199 On the importance of the condensation sink of pre-existing droplets for aerosol-cloud interactions

Wednesday, 9 July 2014
Daniel G. Partridge, Oxford University, Oxford, United Kingdom; and M. Andrejczuk, Z. Kipling, and P. Stier

The activation of aerosols to form cloud droplets is fundamentally dependent on the ambient supersaturation, which is controlled by a balance between adiabatic cooling due to the vertical velocity of the rising air and the condensational sink of the activated droplet spectrum. Current droplet activation parameterisations used in many global circulation models (GCMs) are usually based upon some form of adiabatic parcel model theory. However, not all air parcels are initiated in clear sky conditions as this theory assumes, and therefore, as current activation parameterisations neglect the condensational sink on the existing cloud droplet spectrum they are likely to overestimate the maximum supersaturation, i.e. the number of activated aerosols.
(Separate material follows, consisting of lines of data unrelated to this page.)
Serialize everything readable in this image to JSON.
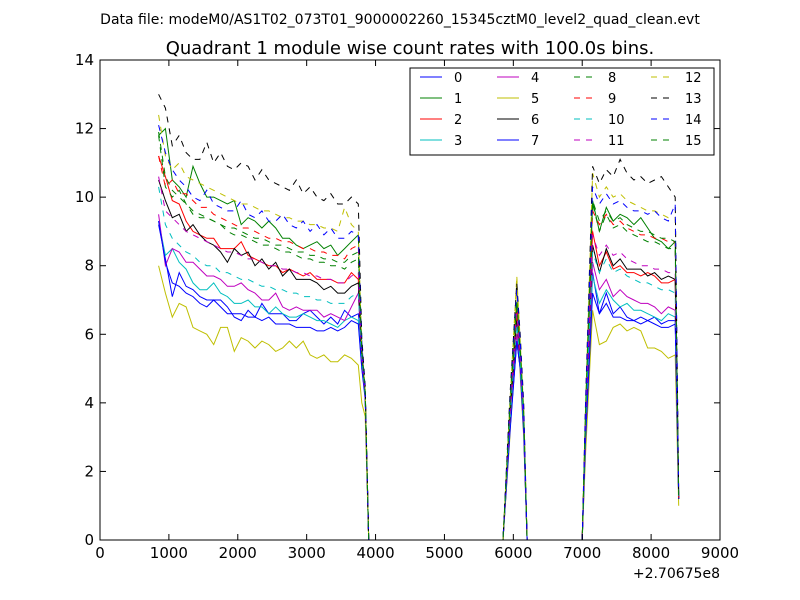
{
  "header": {
    "data_file": "Data file: modeM0/AS1T02_073T01_9000002260_15345cztM0_level2_quad_clean.evt"
  },
  "chart_data": {
    "type": "line",
    "title": "Quadrant 1 module wise count rates with 100.0s bins.",
    "xlabel": "",
    "ylabel": "",
    "x_offset_label": "+2.70675e8",
    "xlim": [
      0,
      9000
    ],
    "ylim": [
      0,
      14
    ],
    "x_ticks": [
      0,
      1000,
      2000,
      3000,
      4000,
      5000,
      6000,
      7000,
      8000,
      9000
    ],
    "y_ticks": [
      0,
      2,
      4,
      6,
      8,
      10,
      12,
      14
    ],
    "grid": false,
    "legend_position": "top-right",
    "legend_columns": 4,
    "x": [
      850,
      950,
      1050,
      1150,
      1250,
      1350,
      1450,
      1550,
      1650,
      1750,
      1850,
      1950,
      2050,
      2150,
      2250,
      2350,
      2450,
      2550,
      2650,
      2750,
      2850,
      2950,
      3050,
      3150,
      3250,
      3350,
      3450,
      3550,
      3650,
      3750,
      3800,
      3850,
      3900,
      4000,
      5000,
      5850,
      5950,
      6050,
      6100,
      6150,
      6200,
      6300,
      7000,
      7050,
      7150,
      7250,
      7350,
      7450,
      7550,
      7650,
      7750,
      7850,
      7950,
      8050,
      8150,
      8250,
      8350,
      8400
    ],
    "series": [
      {
        "name": "0",
        "color": "#0000ff",
        "dash": "solid",
        "values": [
          9.2,
          8.2,
          7.1,
          7.8,
          7.4,
          7.3,
          7.1,
          7.0,
          7.0,
          7.0,
          6.8,
          6.5,
          6.4,
          6.7,
          6.5,
          6.9,
          6.6,
          6.6,
          6.6,
          6.4,
          6.4,
          6.6,
          6.7,
          6.5,
          6.3,
          6.5,
          6.3,
          6.7,
          6.5,
          6.6,
          5.8,
          4.2,
          0,
          0,
          0,
          0,
          3.2,
          5.8,
          5.0,
          3.2,
          0,
          0,
          0,
          3.0,
          7.8,
          6.6,
          7.2,
          6.6,
          6.8,
          6.5,
          6.4,
          6.5,
          6.4,
          6.5,
          6.3,
          6.4,
          6.4,
          1.2
        ]
      },
      {
        "name": "1",
        "color": "#008000",
        "dash": "solid",
        "values": [
          11.8,
          12.0,
          10.5,
          10.3,
          10.0,
          10.9,
          10.4,
          10.0,
          10.0,
          9.9,
          9.8,
          9.9,
          9.2,
          9.4,
          9.3,
          9.1,
          9.3,
          9.1,
          8.8,
          8.8,
          8.6,
          8.5,
          8.6,
          8.7,
          8.5,
          8.6,
          8.3,
          8.5,
          8.7,
          8.9,
          5.2,
          4.3,
          0,
          0,
          0,
          0,
          3.8,
          6.8,
          5.4,
          3.6,
          0,
          0,
          0,
          3.8,
          9.9,
          9.0,
          9.7,
          9.3,
          9.5,
          9.4,
          9.2,
          9.4,
          9.1,
          8.8,
          8.7,
          8.5,
          8.7,
          1.2
        ]
      },
      {
        "name": "2",
        "color": "#ff0000",
        "dash": "solid",
        "values": [
          11.2,
          10.6,
          9.9,
          9.8,
          9.3,
          9.0,
          8.9,
          8.8,
          8.8,
          8.5,
          8.5,
          8.5,
          8.7,
          8.3,
          8.2,
          8.1,
          8.0,
          8.0,
          7.8,
          7.9,
          7.8,
          7.7,
          7.8,
          7.6,
          7.6,
          7.6,
          7.5,
          7.5,
          7.8,
          7.6,
          5.2,
          4.2,
          0,
          0,
          0,
          0,
          3.6,
          6.5,
          5.2,
          3.4,
          0,
          0,
          0,
          3.6,
          9.0,
          8.0,
          8.4,
          7.9,
          8.0,
          7.8,
          7.8,
          7.7,
          7.8,
          7.7,
          7.5,
          7.5,
          7.6,
          1.2
        ]
      },
      {
        "name": "3",
        "color": "#00bfbf",
        "dash": "solid",
        "values": [
          9.3,
          8.3,
          8.5,
          8.1,
          7.9,
          7.5,
          7.3,
          7.3,
          7.5,
          7.2,
          7.1,
          6.9,
          6.9,
          7.0,
          6.8,
          6.8,
          6.6,
          6.8,
          6.6,
          6.5,
          6.5,
          6.6,
          6.5,
          6.4,
          6.4,
          6.3,
          6.2,
          6.4,
          6.5,
          6.4,
          5.0,
          4.2,
          0,
          0,
          0,
          0,
          3.2,
          5.8,
          5.0,
          3.2,
          0,
          0,
          0,
          3.1,
          7.7,
          6.9,
          7.3,
          7.0,
          6.8,
          6.9,
          6.7,
          6.7,
          6.6,
          6.5,
          6.4,
          6.6,
          6.5,
          1.2
        ]
      },
      {
        "name": "4",
        "color": "#bf00bf",
        "dash": "solid",
        "values": [
          9.5,
          8.0,
          8.5,
          8.4,
          8.1,
          8.1,
          7.9,
          7.7,
          7.7,
          7.6,
          7.4,
          7.4,
          7.5,
          7.3,
          7.2,
          7.0,
          7.0,
          7.2,
          6.8,
          6.7,
          6.8,
          6.7,
          6.7,
          6.7,
          6.5,
          6.6,
          6.5,
          6.4,
          6.8,
          7.2,
          5.2,
          4.2,
          0,
          0,
          0,
          0,
          3.3,
          6.0,
          5.2,
          3.3,
          0,
          0,
          0,
          3.3,
          8.1,
          7.3,
          7.6,
          7.1,
          7.3,
          7.1,
          7.0,
          6.9,
          6.9,
          6.8,
          6.6,
          6.8,
          6.7,
          1.2
        ]
      },
      {
        "name": "5",
        "color": "#bfbf00",
        "dash": "solid",
        "values": [
          8.0,
          7.2,
          6.5,
          6.9,
          6.8,
          6.2,
          6.1,
          6.0,
          5.7,
          6.2,
          6.2,
          5.5,
          5.9,
          5.8,
          5.6,
          5.8,
          5.7,
          5.5,
          5.6,
          5.8,
          5.6,
          5.8,
          5.4,
          5.3,
          5.4,
          5.2,
          5.2,
          5.4,
          5.3,
          5.1,
          4.0,
          3.6,
          0,
          0,
          0,
          0,
          3.0,
          7.6,
          4.8,
          3.0,
          0,
          0,
          0,
          2.6,
          6.7,
          5.7,
          5.8,
          6.2,
          6.3,
          6.1,
          6.2,
          6.1,
          5.6,
          5.6,
          5.5,
          5.3,
          5.4,
          1.0
        ]
      },
      {
        "name": "6",
        "color": "#000000",
        "dash": "solid",
        "values": [
          10.5,
          9.9,
          9.4,
          9.5,
          9.0,
          9.2,
          8.9,
          8.7,
          8.6,
          8.4,
          8.1,
          8.5,
          8.3,
          8.4,
          8.0,
          8.2,
          7.9,
          8.1,
          7.7,
          7.9,
          7.6,
          7.6,
          7.6,
          7.5,
          7.3,
          7.4,
          7.2,
          7.2,
          7.4,
          7.5,
          5.2,
          4.3,
          0,
          0,
          0,
          0,
          3.6,
          6.4,
          5.3,
          3.4,
          0,
          0,
          0,
          3.5,
          8.6,
          7.8,
          8.5,
          8.0,
          8.2,
          7.9,
          7.9,
          7.9,
          7.7,
          7.8,
          7.6,
          7.7,
          7.6,
          1.2
        ]
      },
      {
        "name": "7",
        "color": "#0000ff",
        "dash": "solid",
        "values": [
          9.3,
          8.1,
          7.5,
          7.4,
          7.2,
          7.1,
          6.9,
          6.8,
          7.0,
          6.8,
          6.6,
          6.6,
          6.6,
          6.5,
          6.5,
          6.4,
          6.5,
          6.3,
          6.3,
          6.3,
          6.2,
          6.2,
          6.2,
          6.1,
          6.1,
          6.2,
          6.1,
          6.2,
          6.4,
          6.3,
          5.0,
          4.1,
          0,
          0,
          0,
          0,
          3.1,
          5.8,
          5.0,
          3.1,
          0,
          0,
          0,
          3.0,
          7.2,
          6.6,
          6.9,
          6.5,
          6.5,
          6.4,
          6.4,
          6.3,
          6.4,
          6.3,
          6.2,
          6.2,
          6.3,
          1.2
        ]
      },
      {
        "name": "8",
        "color": "#008000",
        "dash": "dash",
        "values": [
          11.8,
          10.3,
          10.0,
          10.2,
          9.8,
          9.5,
          9.4,
          9.4,
          9.3,
          9.2,
          9.0,
          8.9,
          8.9,
          8.8,
          8.7,
          8.6,
          8.6,
          8.5,
          8.4,
          8.4,
          8.3,
          8.2,
          8.2,
          8.1,
          8.1,
          8.0,
          8.0,
          7.9,
          8.1,
          8.2,
          5.4,
          4.3,
          0,
          0,
          0,
          0,
          3.8,
          6.8,
          5.5,
          3.6,
          0,
          0,
          0,
          3.8,
          9.8,
          9.0,
          9.5,
          9.1,
          9.2,
          9.0,
          8.9,
          8.8,
          8.7,
          8.7,
          8.6,
          8.5,
          8.5,
          1.2
        ]
      },
      {
        "name": "9",
        "color": "#ff0000",
        "dash": "dash",
        "values": [
          11.2,
          10.3,
          10.5,
          10.1,
          10.1,
          9.9,
          9.7,
          9.7,
          9.5,
          9.4,
          9.3,
          9.2,
          9.1,
          9.1,
          9.0,
          8.9,
          8.8,
          8.8,
          8.7,
          8.7,
          8.6,
          8.5,
          8.5,
          8.4,
          8.4,
          8.3,
          8.3,
          8.2,
          8.5,
          8.6,
          5.5,
          4.3,
          0,
          0,
          0,
          0,
          3.8,
          6.9,
          5.6,
          3.7,
          0,
          0,
          0,
          3.8,
          9.6,
          9.2,
          9.5,
          9.2,
          9.3,
          9.1,
          9.0,
          8.9,
          8.9,
          8.8,
          8.8,
          8.7,
          8.7,
          1.2
        ]
      },
      {
        "name": "10",
        "color": "#00bfbf",
        "dash": "dash",
        "values": [
          10.3,
          9.2,
          8.8,
          8.6,
          8.4,
          8.3,
          8.1,
          8.0,
          8.0,
          7.8,
          7.8,
          7.7,
          7.6,
          7.6,
          7.5,
          7.4,
          7.4,
          7.3,
          7.3,
          7.2,
          7.2,
          7.1,
          7.1,
          7.0,
          7.0,
          6.9,
          6.9,
          6.9,
          7.1,
          7.2,
          5.2,
          4.2,
          0,
          0,
          0,
          0,
          3.5,
          6.3,
          5.2,
          3.4,
          0,
          0,
          0,
          3.5,
          8.4,
          7.8,
          8.2,
          7.8,
          7.9,
          7.7,
          7.6,
          7.5,
          7.5,
          7.4,
          7.3,
          7.3,
          7.2,
          1.2
        ]
      },
      {
        "name": "11",
        "color": "#bf00bf",
        "dash": "dash",
        "values": [
          10.6,
          9.6,
          9.4,
          9.2,
          9.0,
          8.9,
          8.8,
          8.7,
          8.6,
          8.5,
          8.4,
          8.4,
          8.3,
          8.2,
          8.2,
          8.1,
          8.0,
          8.0,
          7.9,
          7.9,
          7.8,
          7.8,
          7.7,
          7.7,
          7.6,
          7.6,
          7.5,
          7.5,
          7.7,
          7.8,
          5.3,
          4.2,
          0,
          0,
          0,
          0,
          3.6,
          6.6,
          5.4,
          3.5,
          0,
          0,
          0,
          3.6,
          8.9,
          8.3,
          8.6,
          8.3,
          8.4,
          8.2,
          8.1,
          8.0,
          8.0,
          7.9,
          7.9,
          7.8,
          7.8,
          1.2
        ]
      },
      {
        "name": "12",
        "color": "#bfbf00",
        "dash": "dash",
        "values": [
          12.4,
          11.2,
          10.8,
          11.0,
          10.6,
          10.5,
          10.4,
          10.3,
          10.2,
          10.1,
          10.0,
          9.9,
          9.8,
          9.8,
          9.7,
          9.6,
          9.6,
          9.5,
          9.4,
          9.4,
          9.3,
          9.3,
          9.2,
          9.2,
          9.1,
          9.1,
          9.0,
          9.7,
          9.2,
          9.0,
          5.6,
          4.4,
          0,
          0,
          0,
          0,
          4.0,
          7.7,
          5.8,
          3.8,
          0,
          0,
          0,
          4.0,
          10.7,
          10.0,
          10.3,
          10.0,
          10.1,
          9.9,
          9.8,
          9.7,
          9.6,
          9.6,
          9.5,
          9.4,
          9.4,
          1.3
        ]
      },
      {
        "name": "13",
        "color": "#000000",
        "dash": "dash",
        "values": [
          13.0,
          12.6,
          11.5,
          11.8,
          11.3,
          11.1,
          11.1,
          11.6,
          11.0,
          11.3,
          10.9,
          10.8,
          11.0,
          10.9,
          10.5,
          10.8,
          10.5,
          10.4,
          10.3,
          10.2,
          10.5,
          10.1,
          10.3,
          10.0,
          9.9,
          10.1,
          9.8,
          9.8,
          10.0,
          9.8,
          5.9,
          4.5,
          0,
          0,
          0,
          0,
          4.2,
          7.5,
          6.0,
          4.0,
          0,
          0,
          0,
          4.2,
          10.9,
          10.4,
          10.8,
          10.6,
          11.1,
          10.7,
          10.5,
          10.6,
          10.4,
          10.5,
          10.6,
          10.3,
          10.0,
          1.3
        ]
      },
      {
        "name": "14",
        "color": "#0000ff",
        "dash": "dash",
        "values": [
          12.1,
          11.3,
          10.8,
          10.5,
          10.3,
          10.0,
          9.9,
          10.2,
          9.8,
          9.7,
          9.6,
          9.6,
          9.9,
          9.5,
          9.4,
          9.6,
          9.3,
          9.3,
          9.5,
          9.2,
          9.1,
          9.3,
          9.0,
          9.2,
          8.9,
          9.1,
          8.8,
          8.8,
          9.0,
          8.9,
          5.6,
          4.4,
          0,
          0,
          0,
          0,
          4.0,
          7.3,
          5.8,
          3.8,
          0,
          0,
          0,
          4.0,
          10.3,
          9.8,
          10.1,
          9.8,
          9.9,
          9.7,
          9.6,
          9.6,
          9.5,
          9.6,
          9.4,
          9.3,
          9.8,
          1.3
        ]
      },
      {
        "name": "15",
        "color": "#008000",
        "dash": "dash",
        "values": [
          11.9,
          10.6,
          10.2,
          10.0,
          9.8,
          9.6,
          9.5,
          9.4,
          9.3,
          9.2,
          9.1,
          9.1,
          9.0,
          8.9,
          8.8,
          8.8,
          8.7,
          8.6,
          8.6,
          8.5,
          8.4,
          8.4,
          8.3,
          8.3,
          8.2,
          8.2,
          8.1,
          8.1,
          8.3,
          8.4,
          5.5,
          4.3,
          0,
          0,
          0,
          0,
          3.9,
          7.0,
          5.6,
          3.7,
          0,
          0,
          0,
          3.9,
          9.9,
          9.3,
          9.6,
          9.3,
          9.4,
          9.2,
          9.1,
          9.0,
          9.0,
          8.9,
          8.8,
          8.8,
          8.7,
          1.2
        ]
      }
    ]
  }
}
We demonstrate the importance of this effect through offline simulations with an adiabatic parcel model, accounting for the condensation sink of a pre-existing droplet population during the calculation of the maximum supersaturation reached in the air parcel. For a range of environmental conditions the inclusion of this additional sink term significantly reduces the number of additional activated droplets after the first nucleation.

Based on the large impact observed from the offline simulations we have added this additional condensational sink term to the droplet activation parameterisation scheme used within a GCM, ECHAM6.1-HAM2.2, in order to assess changes in the global cloud droplet number concentrations (CDNC) and radiative effects.

Significant reductions in the annual mean CDNC are observed, especially over regions experiencing high aerosol concentrations, indicating a possible large reduction in the indirect radiative aerosol forcing. Further simulations will be performed to obtain estimates of the change in radiative flux perturbation (RFP) due to total anthropogenic aerosol effects that can be attributed to this process.